I didn't know quite where to put this bit of information into the telling, and have resisted in doing so. But, it's important. Mother loved her hairbrush. And, it's main purpose was to hit me. My mental video didn't take pictures of her whacking my little or big sister; I was the main target. On one significant day, my little sister did something I considered wrong and I called her 'a little dickens.' She ran and tattled. Mother called me into the middle bedroom where she was waiting with the hairbrush and told me to bend over. Since I didn't think I'd done anything wrong, I promised myself, 'no matter how many times she hits me, I will not cry.' The spanking began. No tears from me. Finally, mother said, 'You'd better cry because I'm going to continue until you do.' I cried. On that day, mother killed my tears. Only one other time in my life have I cried.

I suppose one good thing happened as a result of the move. Before, with daddy gone because of the war, and mother busy trying to earn a teaching certificate, the shuttling back and forth between grandparents came to an end. My White grandmother taught me multiplication tables. My daddy's mother -- how to fear God, turn Him into a very suspicious character, and, eventually, detest the Southern Baptist religion. But, now, we were all together at 133. And, I thought this was good because I had a good personality, would get to see my daddy, touch him, and make him happy. Just to test, one time I crawled into daddy's lap. He jumped up and pushed me away -- told me I was 'too big to do that.' I couldn't figure it out and wondered what I did wrong.
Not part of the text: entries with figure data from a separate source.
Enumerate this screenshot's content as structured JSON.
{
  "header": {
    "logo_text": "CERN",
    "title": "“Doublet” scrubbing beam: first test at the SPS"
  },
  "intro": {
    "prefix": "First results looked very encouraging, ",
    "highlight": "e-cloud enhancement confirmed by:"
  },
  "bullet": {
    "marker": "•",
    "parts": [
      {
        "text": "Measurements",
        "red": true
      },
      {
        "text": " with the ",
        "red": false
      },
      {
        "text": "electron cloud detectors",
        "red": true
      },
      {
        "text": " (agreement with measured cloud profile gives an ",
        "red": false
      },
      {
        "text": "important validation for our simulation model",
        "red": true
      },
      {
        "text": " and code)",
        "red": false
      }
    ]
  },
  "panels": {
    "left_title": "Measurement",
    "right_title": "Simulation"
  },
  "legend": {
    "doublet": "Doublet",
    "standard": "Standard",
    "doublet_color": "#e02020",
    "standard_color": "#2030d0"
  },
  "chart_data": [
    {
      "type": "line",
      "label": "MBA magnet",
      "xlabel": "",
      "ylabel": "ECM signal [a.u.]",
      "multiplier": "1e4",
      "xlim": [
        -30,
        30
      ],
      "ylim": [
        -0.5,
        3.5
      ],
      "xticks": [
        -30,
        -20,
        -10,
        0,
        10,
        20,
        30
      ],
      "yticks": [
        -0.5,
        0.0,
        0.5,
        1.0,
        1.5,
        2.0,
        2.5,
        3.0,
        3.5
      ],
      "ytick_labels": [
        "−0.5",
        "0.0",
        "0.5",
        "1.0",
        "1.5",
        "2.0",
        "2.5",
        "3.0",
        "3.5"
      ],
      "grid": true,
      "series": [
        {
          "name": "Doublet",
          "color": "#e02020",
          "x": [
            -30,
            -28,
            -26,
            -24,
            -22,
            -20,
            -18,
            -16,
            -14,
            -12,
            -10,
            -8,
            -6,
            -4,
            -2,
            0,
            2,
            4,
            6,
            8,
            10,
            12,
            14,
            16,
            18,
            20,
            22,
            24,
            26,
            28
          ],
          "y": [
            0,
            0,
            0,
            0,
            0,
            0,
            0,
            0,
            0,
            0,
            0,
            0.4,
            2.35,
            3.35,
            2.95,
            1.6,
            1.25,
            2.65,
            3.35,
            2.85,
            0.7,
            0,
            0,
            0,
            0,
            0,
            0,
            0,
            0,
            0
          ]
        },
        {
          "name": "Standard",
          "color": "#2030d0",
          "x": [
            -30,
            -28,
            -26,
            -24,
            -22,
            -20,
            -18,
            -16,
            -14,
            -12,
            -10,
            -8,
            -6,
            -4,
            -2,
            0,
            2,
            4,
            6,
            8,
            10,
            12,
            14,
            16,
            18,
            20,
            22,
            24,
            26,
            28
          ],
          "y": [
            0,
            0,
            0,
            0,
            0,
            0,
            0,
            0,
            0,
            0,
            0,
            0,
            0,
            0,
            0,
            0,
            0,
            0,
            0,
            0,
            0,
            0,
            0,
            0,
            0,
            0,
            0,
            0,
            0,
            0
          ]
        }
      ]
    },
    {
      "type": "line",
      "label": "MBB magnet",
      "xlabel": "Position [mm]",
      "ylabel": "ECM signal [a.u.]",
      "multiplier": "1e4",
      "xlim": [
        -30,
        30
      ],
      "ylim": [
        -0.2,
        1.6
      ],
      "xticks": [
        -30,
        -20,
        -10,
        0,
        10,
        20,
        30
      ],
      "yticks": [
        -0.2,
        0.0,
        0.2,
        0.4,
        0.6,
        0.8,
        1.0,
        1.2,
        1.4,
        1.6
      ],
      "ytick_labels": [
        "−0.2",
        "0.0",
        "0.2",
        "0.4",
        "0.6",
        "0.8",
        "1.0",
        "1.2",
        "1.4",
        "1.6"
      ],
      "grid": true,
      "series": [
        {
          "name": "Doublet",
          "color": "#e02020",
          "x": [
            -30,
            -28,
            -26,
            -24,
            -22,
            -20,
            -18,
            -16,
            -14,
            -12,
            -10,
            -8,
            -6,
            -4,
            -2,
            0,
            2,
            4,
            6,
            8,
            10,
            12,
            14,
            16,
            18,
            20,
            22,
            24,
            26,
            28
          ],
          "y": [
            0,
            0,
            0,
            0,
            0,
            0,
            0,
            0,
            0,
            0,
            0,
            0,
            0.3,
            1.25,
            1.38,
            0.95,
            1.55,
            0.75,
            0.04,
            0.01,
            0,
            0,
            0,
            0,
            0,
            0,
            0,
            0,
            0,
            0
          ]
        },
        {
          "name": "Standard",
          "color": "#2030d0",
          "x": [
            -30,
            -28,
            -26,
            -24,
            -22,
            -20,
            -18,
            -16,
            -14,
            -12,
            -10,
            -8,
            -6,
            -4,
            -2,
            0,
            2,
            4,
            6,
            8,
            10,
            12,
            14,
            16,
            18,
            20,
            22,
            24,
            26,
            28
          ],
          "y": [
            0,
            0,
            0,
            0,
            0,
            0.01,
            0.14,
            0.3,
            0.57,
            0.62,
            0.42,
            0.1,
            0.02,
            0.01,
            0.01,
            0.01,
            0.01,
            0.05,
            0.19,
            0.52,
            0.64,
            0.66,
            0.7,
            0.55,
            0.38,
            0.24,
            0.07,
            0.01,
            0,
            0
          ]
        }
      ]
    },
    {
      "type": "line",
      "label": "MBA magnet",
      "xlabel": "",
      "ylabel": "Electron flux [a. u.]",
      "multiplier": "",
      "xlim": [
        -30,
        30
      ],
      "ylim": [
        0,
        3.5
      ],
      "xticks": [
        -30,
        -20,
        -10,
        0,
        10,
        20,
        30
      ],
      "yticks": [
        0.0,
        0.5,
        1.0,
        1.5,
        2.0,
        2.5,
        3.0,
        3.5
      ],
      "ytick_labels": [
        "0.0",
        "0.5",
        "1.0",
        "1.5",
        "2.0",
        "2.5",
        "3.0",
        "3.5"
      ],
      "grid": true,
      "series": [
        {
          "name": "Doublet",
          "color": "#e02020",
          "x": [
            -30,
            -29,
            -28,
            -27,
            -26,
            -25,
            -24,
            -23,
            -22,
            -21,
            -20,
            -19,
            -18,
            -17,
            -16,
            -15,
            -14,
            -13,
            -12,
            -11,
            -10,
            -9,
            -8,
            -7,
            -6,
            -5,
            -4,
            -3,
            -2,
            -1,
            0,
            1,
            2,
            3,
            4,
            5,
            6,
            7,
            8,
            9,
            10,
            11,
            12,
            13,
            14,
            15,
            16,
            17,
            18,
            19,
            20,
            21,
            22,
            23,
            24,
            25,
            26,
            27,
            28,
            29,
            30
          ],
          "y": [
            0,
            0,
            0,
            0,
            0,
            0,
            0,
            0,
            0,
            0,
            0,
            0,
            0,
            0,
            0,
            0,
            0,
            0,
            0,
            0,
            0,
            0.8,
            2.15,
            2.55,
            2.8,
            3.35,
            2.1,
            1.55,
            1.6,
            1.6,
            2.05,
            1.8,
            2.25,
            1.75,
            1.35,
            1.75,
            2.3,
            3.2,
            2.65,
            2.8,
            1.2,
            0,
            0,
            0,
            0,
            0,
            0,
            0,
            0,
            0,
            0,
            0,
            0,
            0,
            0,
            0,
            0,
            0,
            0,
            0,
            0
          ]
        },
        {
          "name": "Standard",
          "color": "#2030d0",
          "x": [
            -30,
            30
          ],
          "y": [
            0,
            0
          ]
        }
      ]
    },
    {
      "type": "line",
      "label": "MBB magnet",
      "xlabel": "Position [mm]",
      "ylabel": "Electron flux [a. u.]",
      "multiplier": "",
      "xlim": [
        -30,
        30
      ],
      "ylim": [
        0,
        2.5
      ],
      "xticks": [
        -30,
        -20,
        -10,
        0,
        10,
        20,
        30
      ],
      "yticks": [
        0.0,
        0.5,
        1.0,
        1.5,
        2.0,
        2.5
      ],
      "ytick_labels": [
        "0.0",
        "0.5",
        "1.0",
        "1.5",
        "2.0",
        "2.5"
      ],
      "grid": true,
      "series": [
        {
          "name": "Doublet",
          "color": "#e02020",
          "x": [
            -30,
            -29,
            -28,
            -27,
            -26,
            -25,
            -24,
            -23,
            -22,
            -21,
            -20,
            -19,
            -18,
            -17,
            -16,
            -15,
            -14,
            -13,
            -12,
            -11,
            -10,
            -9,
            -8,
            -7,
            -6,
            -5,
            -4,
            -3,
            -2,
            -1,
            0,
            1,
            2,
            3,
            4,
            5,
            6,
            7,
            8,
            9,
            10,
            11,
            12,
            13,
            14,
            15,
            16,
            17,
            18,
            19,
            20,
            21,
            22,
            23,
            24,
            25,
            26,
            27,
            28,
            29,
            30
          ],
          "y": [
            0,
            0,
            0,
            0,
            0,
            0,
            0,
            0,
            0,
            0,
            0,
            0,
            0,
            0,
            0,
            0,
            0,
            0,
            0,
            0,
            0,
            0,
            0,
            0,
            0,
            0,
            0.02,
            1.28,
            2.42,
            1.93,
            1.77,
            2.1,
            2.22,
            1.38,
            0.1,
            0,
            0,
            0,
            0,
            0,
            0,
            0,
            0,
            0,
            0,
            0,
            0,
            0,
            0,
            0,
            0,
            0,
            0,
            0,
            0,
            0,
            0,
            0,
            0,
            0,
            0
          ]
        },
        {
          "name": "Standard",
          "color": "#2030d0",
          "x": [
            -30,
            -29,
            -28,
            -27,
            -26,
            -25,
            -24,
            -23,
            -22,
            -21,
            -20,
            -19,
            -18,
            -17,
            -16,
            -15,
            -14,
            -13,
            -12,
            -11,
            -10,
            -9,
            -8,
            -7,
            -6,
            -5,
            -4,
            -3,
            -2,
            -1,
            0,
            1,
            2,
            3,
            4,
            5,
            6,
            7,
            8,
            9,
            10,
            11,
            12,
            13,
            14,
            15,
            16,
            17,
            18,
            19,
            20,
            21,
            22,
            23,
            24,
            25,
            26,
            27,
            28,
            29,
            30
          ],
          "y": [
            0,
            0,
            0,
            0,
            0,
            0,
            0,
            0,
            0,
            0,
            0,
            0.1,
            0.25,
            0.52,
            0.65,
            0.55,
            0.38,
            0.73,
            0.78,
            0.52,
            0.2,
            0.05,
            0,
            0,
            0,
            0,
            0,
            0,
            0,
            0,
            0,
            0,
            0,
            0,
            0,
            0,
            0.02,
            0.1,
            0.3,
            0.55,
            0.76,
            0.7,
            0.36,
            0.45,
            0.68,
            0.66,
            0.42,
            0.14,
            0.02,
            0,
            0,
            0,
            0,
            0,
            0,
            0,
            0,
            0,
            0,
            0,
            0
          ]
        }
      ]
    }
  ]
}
The only thing my ten years of living could figure out was I was right -- my daddy was ashamed of me. He didn't like me because I looked different. It was all about the blonde hair and green eyes. If he didn't like me, how could he love me? I was wary of him, and it would be years before I every touched my daddy again. From the start, mother and daddy put me on the outside.

Mother had a third dictum: cut the cord between our White family and Indian family. From then on, we were kept from the Indian side of the family. Only years later would I learn that daddy's frequent absences from 133 were because he went back to Indian Country. There was his Indian family and pretty Indian women. The pile of secrets continued to grow.
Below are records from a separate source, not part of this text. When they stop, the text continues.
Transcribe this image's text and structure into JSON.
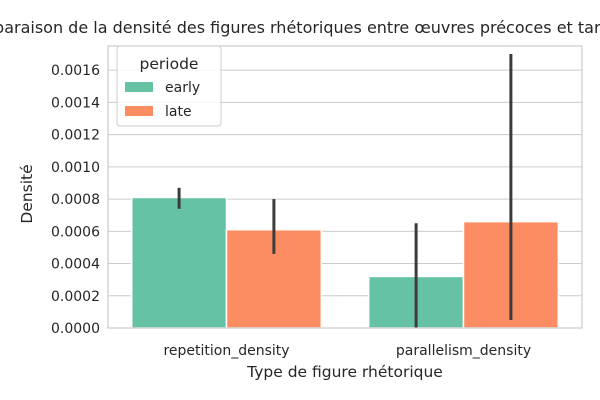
{
  "chart_data": {
    "type": "bar",
    "title": "Comparaison de la densité des figures rhétoriques entre œuvres précoces et tardives",
    "xlabel": "Type de figure rhétorique",
    "ylabel": "Densité",
    "categories": [
      "repetition_density",
      "parallelism_density"
    ],
    "ylim": [
      0,
      0.00175
    ],
    "yticks": [
      "0.0000",
      "0.0002",
      "0.0004",
      "0.0006",
      "0.0008",
      "0.0010",
      "0.0012",
      "0.0014",
      "0.0016"
    ],
    "ytick_values": [
      0,
      0.0002,
      0.0004,
      0.0006,
      0.0008,
      0.001,
      0.0012,
      0.0014,
      0.0016
    ],
    "grid": "horizontal",
    "legend": {
      "title": "periode",
      "placement": "top-left"
    },
    "series": [
      {
        "name": "early",
        "color": "#66c2a5",
        "values": [
          0.00081,
          0.00032
        ],
        "err_low": [
          0.00074,
          0.0
        ],
        "err_high": [
          0.00087,
          0.00065
        ]
      },
      {
        "name": "late",
        "color": "#fc8d62",
        "values": [
          0.00061,
          0.00066
        ],
        "err_low": [
          0.00046,
          5e-05
        ],
        "err_high": [
          0.0008,
          0.0017
        ]
      }
    ]
  }
}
It seems as though I lived these childhood/teenage years at 133 in a blur. But, at some level of deep consciousness, I was recording. Internal sensors and monitors were always aware and on alert. Keen listening became an art.
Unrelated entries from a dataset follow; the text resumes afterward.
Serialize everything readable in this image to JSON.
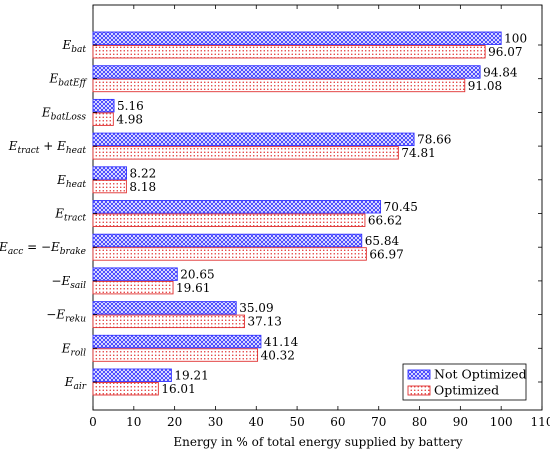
{
  "chart_data": {
    "type": "bar",
    "orientation": "horizontal",
    "xlabel": "Energy in % of total energy supplied by battery",
    "xlim": [
      0,
      110
    ],
    "xticks": [
      "0",
      "10",
      "20",
      "30",
      "40",
      "50",
      "60",
      "70",
      "80",
      "90",
      "100",
      "110"
    ],
    "categories": [
      [
        {
          "t": "E"
        },
        {
          "t": "bat",
          "sub": true
        }
      ],
      [
        {
          "t": "E"
        },
        {
          "t": "batEff",
          "sub": true
        }
      ],
      [
        {
          "t": "E"
        },
        {
          "t": "batLoss",
          "sub": true
        }
      ],
      [
        {
          "t": "E"
        },
        {
          "t": "tract",
          "sub": true
        },
        {
          "t": " + ",
          "upright": true
        },
        {
          "t": "E"
        },
        {
          "t": "heat",
          "sub": true
        }
      ],
      [
        {
          "t": "E"
        },
        {
          "t": "heat",
          "sub": true
        }
      ],
      [
        {
          "t": "E"
        },
        {
          "t": "tract",
          "sub": true
        }
      ],
      [
        {
          "t": "E"
        },
        {
          "t": "acc",
          "sub": true
        },
        {
          "t": " = −",
          "upright": true
        },
        {
          "t": "E"
        },
        {
          "t": "brake",
          "sub": true
        }
      ],
      [
        {
          "t": "−",
          "upright": true
        },
        {
          "t": "E"
        },
        {
          "t": "sail",
          "sub": true
        }
      ],
      [
        {
          "t": "−",
          "upright": true
        },
        {
          "t": "E"
        },
        {
          "t": "reku",
          "sub": true
        }
      ],
      [
        {
          "t": "E"
        },
        {
          "t": "roll",
          "sub": true
        }
      ],
      [
        {
          "t": "E"
        },
        {
          "t": "air",
          "sub": true
        }
      ]
    ],
    "series": [
      {
        "name": "Not Optimized",
        "color": "#3333ff",
        "pattern": "crosshatch",
        "values": [
          100,
          94.84,
          5.16,
          78.66,
          8.22,
          70.45,
          65.84,
          20.65,
          35.09,
          41.14,
          19.21
        ],
        "labels": [
          "100",
          "94.84",
          "5.16",
          "78.66",
          "8.22",
          "70.45",
          "65.84",
          "20.65",
          "35.09",
          "41.14",
          "19.21"
        ]
      },
      {
        "name": "Optimized",
        "color": "#e03030",
        "pattern": "dots",
        "values": [
          96.07,
          91.08,
          4.98,
          74.81,
          8.18,
          66.62,
          66.97,
          19.61,
          37.13,
          40.32,
          16.01
        ],
        "labels": [
          "96.07",
          "91.08",
          "4.98",
          "74.81",
          "8.18",
          "66.62",
          "66.97",
          "19.61",
          "37.13",
          "40.32",
          "16.01"
        ]
      }
    ],
    "legend_position": "bottom-right",
    "grid": false
  }
}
Of course I wanted to belong, was always interested in being accepted by 'the group.' But, once accepted, I was ready to move out and on to the next challenge. I guess you could say I was successful in working my way into 'popular.' But, I could never be what mother wanted me to be....I was way too tall; my feet were too big; my waist wasn't the size of Scarlett's; I was too tomboyish; I bit my fingernails; I wore glasses; my hair just wouldn't behave -- in mother's new paradigm, I didn't mold quite right. I was like the hunk of clay I held in my hand when taking a pottery class many years later. Our instructor told us that from the unmolded clay, to the wheel, to the glaze, to the kiln, no one would make an ugly pot. And, if that unthinkable were to happen, the pot would not be allowed to go into the kiln. My little pot stands as a metaphor for the 133 years. It was ugly.